In 1940, Franklin Roosevelt was battling for an unprecedented third term as president. Running against Republican Wendell Wilkie, and understanding the prevailing desire throughout the country to avoid getting embroiled in the wars in Europe and Asia, FDR ran as a peace candidate. “I have said this before, but I shall say it again and again and again: Your boys are not going to be sent into any foreign wars,” he told voters in Boston. “I am fighting to keep our people out of foreign wars. And I will keep on fighting,” he told voters in Brooklyn. “Your president says this country is not going to war,” he assured voters in Buffalo.

His words made for good campaign policy, but the reality was that Roosevelt was lying. Even as he made his assurances, he knew his actions in office would inevitably lead to war against the Nazis and the Imperial Army of Japan. While professing peace, he was secretly meeting with Winston Churchill to plot ways to provide Great Britain with badly needed arms. Once he was re-elected, the Lend-Lease Act was passed in 1941, providing Britain with ships, violating American neutrality. Naval patrols were providing Britain with intelligence on German submarines, and ships were ordered to shoot at German subs upon sight. The Nazis could not fail to see these acts as provocative.

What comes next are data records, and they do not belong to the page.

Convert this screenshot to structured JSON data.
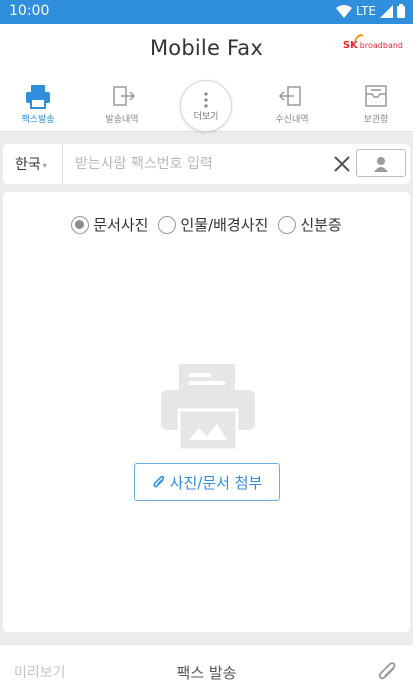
{
  "status_bar": {
    "time": "10:00",
    "network": "LTE",
    "color": "#2f8fdc"
  },
  "header": {
    "title": "Mobile Fax",
    "brand_logo": {
      "mark": "SK",
      "text": "broadband"
    }
  },
  "tabs": [
    {
      "label": "팩스발송",
      "icon": "printer-icon",
      "active": true
    },
    {
      "label": "발송내역",
      "icon": "outbox-icon",
      "active": false
    },
    {
      "label": "더보기",
      "icon": "more-vertical-icon",
      "active": false
    },
    {
      "label": "수신내역",
      "icon": "inbox-icon",
      "active": false
    },
    {
      "label": "보관함",
      "icon": "archive-icon",
      "active": false
    }
  ],
  "recipient": {
    "country": "한국",
    "fax_placeholder": "받는사람 팩스번호 입력",
    "fax_value": ""
  },
  "photo_type": {
    "selected": "문서사진",
    "options": [
      "문서사진",
      "인물/배경사진",
      "신분증"
    ]
  },
  "attach_button": {
    "label": "사진/문서 첨부",
    "icon": "paperclip-icon"
  },
  "bottom_bar": {
    "preview_label": "미리보기",
    "send_label": "팩스 발송",
    "attach_icon": "paperclip-icon"
  },
  "colors": {
    "accent": "#2f8fdc",
    "brand_red": "#e8262b"
  }
}
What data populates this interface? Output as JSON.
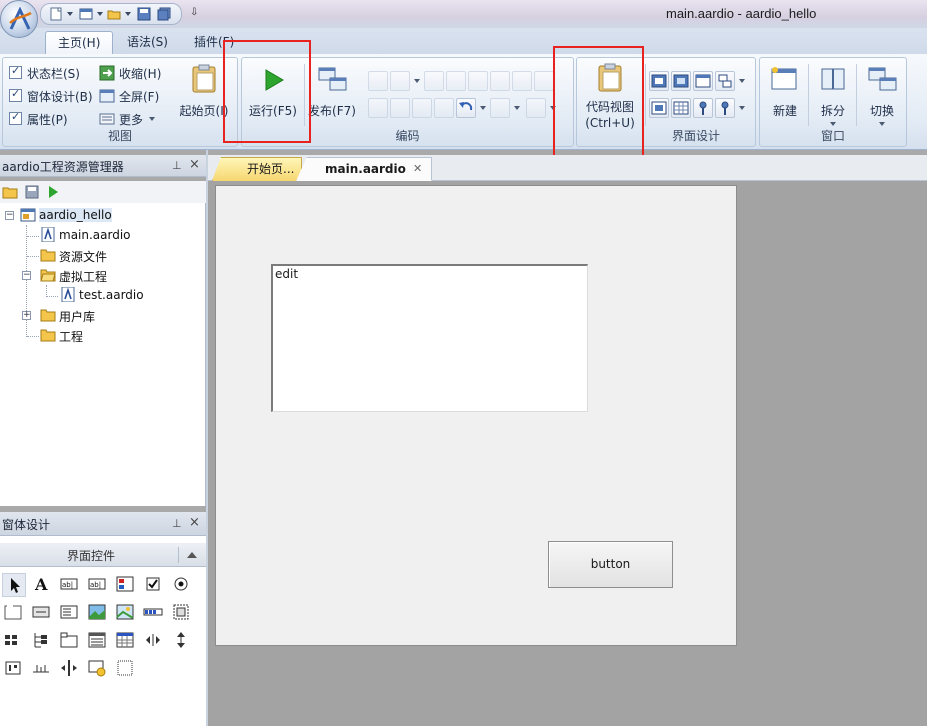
{
  "window": {
    "title": "main.aardio - aardio_hello"
  },
  "quick_access": {
    "more": "⇩"
  },
  "ribbon_tabs": [
    {
      "label": "主页(H)",
      "active": true
    },
    {
      "label": "语法(S)",
      "active": false
    },
    {
      "label": "插件(F)",
      "active": false
    }
  ],
  "view_group": {
    "label": "视图",
    "checks": [
      {
        "label": "状态栏(S)",
        "checked": true
      },
      {
        "label": "窗体设计(B)",
        "checked": true
      },
      {
        "label": "属性(P)",
        "checked": true
      }
    ],
    "collapse": "收缩(H)",
    "fullscreen": "全屏(F)",
    "more": "更多"
  },
  "start_page_button": "起始页(I)",
  "run_button": "运行(F5)",
  "publish_button": "发布(F7)",
  "code_group": {
    "label": "编码"
  },
  "code_view_button": {
    "line1": "代码视图",
    "line2": "(Ctrl+U)"
  },
  "ui_design_group": {
    "label": "界面设计"
  },
  "window_group": {
    "label": "窗口",
    "new": "新建",
    "split": "拆分",
    "switch": "切换"
  },
  "explorer": {
    "title": "aardio工程资源管理器",
    "tree": [
      {
        "label": "aardio_hello",
        "icon": "project-icon"
      },
      {
        "label": "main.aardio",
        "icon": "aardio-file-icon"
      },
      {
        "label": "资源文件",
        "icon": "folder-icon"
      },
      {
        "label": "虚拟工程",
        "icon": "folder-open-icon"
      },
      {
        "label": "test.aardio",
        "icon": "aardio-file-icon"
      },
      {
        "label": "用户库",
        "icon": "folder-icon"
      },
      {
        "label": "工程",
        "icon": "folder-icon"
      }
    ]
  },
  "design_panel": {
    "title": "窗体设计",
    "section": "界面控件"
  },
  "doc_tabs": [
    {
      "label": "开始页..."
    },
    {
      "label": "main.aardio"
    }
  ],
  "form": {
    "edit_text": "edit",
    "button_text": "button"
  },
  "colors": {
    "highlight": "#e8231f",
    "run_green": "#2ea52e",
    "accent": "#1e2e48"
  }
}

Meanwhile, in Asia, referring to pressure on him to stop providing oil to Japan, FDR explained, “It was very essential, from our own selfish point of view of defense, to prevent a war from starting in the South Pacific. So our foreign policy was trying to stop a war from breaking out down there…. Now, if we cut the oil off, they [the Japanese] probably would have gone down to the Netherlands East Indies a year ago, and we would have had war.” And yet in 1941, he did just that, freezing Japanese assets and probably provoking Japan into hitting Pearl Harbor.

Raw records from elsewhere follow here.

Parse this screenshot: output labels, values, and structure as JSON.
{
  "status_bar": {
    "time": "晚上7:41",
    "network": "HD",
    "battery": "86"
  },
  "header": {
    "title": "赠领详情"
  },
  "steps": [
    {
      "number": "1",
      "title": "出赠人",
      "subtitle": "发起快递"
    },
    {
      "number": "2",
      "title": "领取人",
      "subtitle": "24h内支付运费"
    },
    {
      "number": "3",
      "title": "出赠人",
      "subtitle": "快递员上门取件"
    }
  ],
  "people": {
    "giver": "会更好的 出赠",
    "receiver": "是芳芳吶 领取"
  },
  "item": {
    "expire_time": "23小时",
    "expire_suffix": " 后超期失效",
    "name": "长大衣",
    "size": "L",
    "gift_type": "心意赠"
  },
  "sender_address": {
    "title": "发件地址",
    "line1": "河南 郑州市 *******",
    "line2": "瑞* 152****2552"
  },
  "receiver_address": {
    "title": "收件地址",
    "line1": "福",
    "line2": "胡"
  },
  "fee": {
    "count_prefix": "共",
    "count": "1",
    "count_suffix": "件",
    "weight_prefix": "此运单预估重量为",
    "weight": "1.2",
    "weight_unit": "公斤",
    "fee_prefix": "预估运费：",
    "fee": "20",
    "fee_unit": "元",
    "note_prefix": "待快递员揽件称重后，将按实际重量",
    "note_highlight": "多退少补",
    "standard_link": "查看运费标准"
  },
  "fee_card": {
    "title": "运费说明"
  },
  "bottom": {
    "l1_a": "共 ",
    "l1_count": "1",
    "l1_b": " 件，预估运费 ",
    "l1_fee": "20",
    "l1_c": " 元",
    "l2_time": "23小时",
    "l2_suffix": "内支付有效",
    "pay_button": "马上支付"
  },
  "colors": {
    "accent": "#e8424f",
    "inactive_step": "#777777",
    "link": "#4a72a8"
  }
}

As with Lincoln, Roosevelt recognized the necessity and inevitability of war, as well as the need to lie in order to achieve what he perceived to be the greater good, the defeat of worldwide fascism. The former congresswoman Clare Booth Luce put it succinctly: “Franklin Roosevelt repeatedly deceived the American people during the period before Pearl Harbor … He was like the physician who must tell the patient lies for the patient’s own good … The country was overwhelmingly noninterventionist to the very day of Pearl Harbor, and an overt attempt to lead the people into war would have resulted in certain failure and an almost certain ousting of Roosevelt in 1940, with a complete defeat of his ultimate aims.”

7 Richard Nixon

We’ll just make a list:

Alger Hiss.

Checkers the dog.

“You don’t have Nixon to kick around anymore, because, gentlemen, this is my last press conference.”

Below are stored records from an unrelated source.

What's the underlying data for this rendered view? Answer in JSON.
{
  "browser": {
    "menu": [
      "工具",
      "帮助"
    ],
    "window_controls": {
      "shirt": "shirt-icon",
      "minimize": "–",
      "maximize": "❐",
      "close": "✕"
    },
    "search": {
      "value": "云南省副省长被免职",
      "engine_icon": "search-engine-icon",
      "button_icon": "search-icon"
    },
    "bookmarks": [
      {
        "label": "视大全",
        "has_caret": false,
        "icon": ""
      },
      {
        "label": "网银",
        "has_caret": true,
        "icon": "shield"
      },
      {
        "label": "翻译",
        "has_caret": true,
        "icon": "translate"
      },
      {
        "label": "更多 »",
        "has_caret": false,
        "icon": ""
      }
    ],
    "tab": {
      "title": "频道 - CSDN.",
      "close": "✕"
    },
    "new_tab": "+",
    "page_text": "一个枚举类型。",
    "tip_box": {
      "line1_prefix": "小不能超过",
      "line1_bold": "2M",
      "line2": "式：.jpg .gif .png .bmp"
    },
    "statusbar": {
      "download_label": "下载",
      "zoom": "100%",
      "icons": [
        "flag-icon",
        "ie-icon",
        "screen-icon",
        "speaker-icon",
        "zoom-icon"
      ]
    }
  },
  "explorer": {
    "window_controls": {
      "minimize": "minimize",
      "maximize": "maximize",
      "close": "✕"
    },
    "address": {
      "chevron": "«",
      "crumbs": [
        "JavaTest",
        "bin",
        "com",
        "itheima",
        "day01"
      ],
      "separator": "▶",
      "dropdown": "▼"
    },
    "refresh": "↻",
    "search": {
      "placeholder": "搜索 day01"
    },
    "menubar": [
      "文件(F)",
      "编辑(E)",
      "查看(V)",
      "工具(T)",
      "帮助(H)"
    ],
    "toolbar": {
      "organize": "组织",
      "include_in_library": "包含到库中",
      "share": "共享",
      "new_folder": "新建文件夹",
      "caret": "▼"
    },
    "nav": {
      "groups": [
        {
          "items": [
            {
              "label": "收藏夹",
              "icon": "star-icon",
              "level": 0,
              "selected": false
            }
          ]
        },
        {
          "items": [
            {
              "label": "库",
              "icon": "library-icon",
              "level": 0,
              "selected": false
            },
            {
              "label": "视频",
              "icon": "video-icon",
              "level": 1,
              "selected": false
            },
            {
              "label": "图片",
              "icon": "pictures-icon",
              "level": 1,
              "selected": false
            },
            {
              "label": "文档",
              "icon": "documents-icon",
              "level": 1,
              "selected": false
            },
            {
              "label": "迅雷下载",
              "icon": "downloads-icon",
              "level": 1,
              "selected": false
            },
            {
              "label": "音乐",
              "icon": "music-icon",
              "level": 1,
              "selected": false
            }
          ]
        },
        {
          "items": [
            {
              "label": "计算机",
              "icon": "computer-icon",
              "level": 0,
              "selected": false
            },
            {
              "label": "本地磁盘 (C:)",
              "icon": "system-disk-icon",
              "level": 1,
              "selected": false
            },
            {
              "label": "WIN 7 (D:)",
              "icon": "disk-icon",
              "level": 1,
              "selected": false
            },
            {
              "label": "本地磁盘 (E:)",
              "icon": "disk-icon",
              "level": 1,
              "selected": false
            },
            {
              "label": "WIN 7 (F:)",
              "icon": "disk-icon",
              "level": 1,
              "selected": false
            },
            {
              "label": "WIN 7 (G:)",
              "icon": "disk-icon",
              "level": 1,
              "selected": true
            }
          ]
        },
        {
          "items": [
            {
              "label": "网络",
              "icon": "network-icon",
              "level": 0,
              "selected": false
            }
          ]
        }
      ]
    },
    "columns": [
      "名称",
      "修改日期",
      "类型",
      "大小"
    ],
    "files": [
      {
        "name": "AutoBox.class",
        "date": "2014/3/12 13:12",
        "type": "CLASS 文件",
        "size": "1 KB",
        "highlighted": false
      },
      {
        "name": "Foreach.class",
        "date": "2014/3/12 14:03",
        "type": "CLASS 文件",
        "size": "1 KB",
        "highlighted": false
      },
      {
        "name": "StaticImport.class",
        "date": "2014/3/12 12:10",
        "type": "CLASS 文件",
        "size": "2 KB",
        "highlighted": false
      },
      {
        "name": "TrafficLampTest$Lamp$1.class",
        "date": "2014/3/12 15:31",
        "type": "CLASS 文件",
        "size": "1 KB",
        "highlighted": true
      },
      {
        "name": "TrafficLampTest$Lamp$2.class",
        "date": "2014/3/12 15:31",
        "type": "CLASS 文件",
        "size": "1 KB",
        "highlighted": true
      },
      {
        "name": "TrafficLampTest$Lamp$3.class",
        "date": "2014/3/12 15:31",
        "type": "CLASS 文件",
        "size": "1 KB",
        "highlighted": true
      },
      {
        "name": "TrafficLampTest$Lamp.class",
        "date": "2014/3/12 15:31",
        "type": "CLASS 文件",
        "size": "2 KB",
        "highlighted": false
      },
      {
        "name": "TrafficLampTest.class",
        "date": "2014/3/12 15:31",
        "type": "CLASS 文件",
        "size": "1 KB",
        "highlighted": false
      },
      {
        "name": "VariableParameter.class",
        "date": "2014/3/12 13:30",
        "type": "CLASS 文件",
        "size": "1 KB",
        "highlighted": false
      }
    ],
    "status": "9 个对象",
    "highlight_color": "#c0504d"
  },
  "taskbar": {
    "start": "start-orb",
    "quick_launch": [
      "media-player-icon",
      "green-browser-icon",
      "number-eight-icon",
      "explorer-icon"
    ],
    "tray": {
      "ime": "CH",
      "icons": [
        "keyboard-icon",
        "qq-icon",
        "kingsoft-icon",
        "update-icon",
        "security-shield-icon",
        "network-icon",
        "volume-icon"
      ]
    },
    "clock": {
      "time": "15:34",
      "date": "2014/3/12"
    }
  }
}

Secret plan to end the Vietnam war.

Cambodia.

Salvador Allende.

Watergate.

“I am not a crook.”

“I have never been a quitter.”

This is too easy.

Lying Runners-Up

Dwight D. Eisenhower: Ike denied that U2 spy planes were flying over the Soviet Union.

The truth: U2 planes were spying on the Soviet Union. One was shot down, provoking an international incident.

Bill Clinton: “I did not have sexual relations with that woman, Miss Lewinsky.”

The truth: “I did have a relationship with Miss Lewinsky that was not appropriate. In fact, it was wrong. I misled people, including even my wife.”

William McKinley: McKinley assured Congress that Spain blew up the U.S.S. Maine in Cuba, prompting the Spanish-American War.

The truth: An investigation in 1976 pointed toward a fire on the ship that blew up the Maine’s ammunition stock as the probable cause of the explosion.

George H.W. Bush: “Read my lips. No new taxes.”

The truth: New taxes.

George W. Bush: “Intelligence gathered by this and other governments leaves no doubt that the Iraq regime continues to possess and conceal some of the most lethal weapons ever devised.”

The truth: Merriam-Webster: “Quagmire: a situation that is hard to deal with or get out of: a situation that is full of problems.”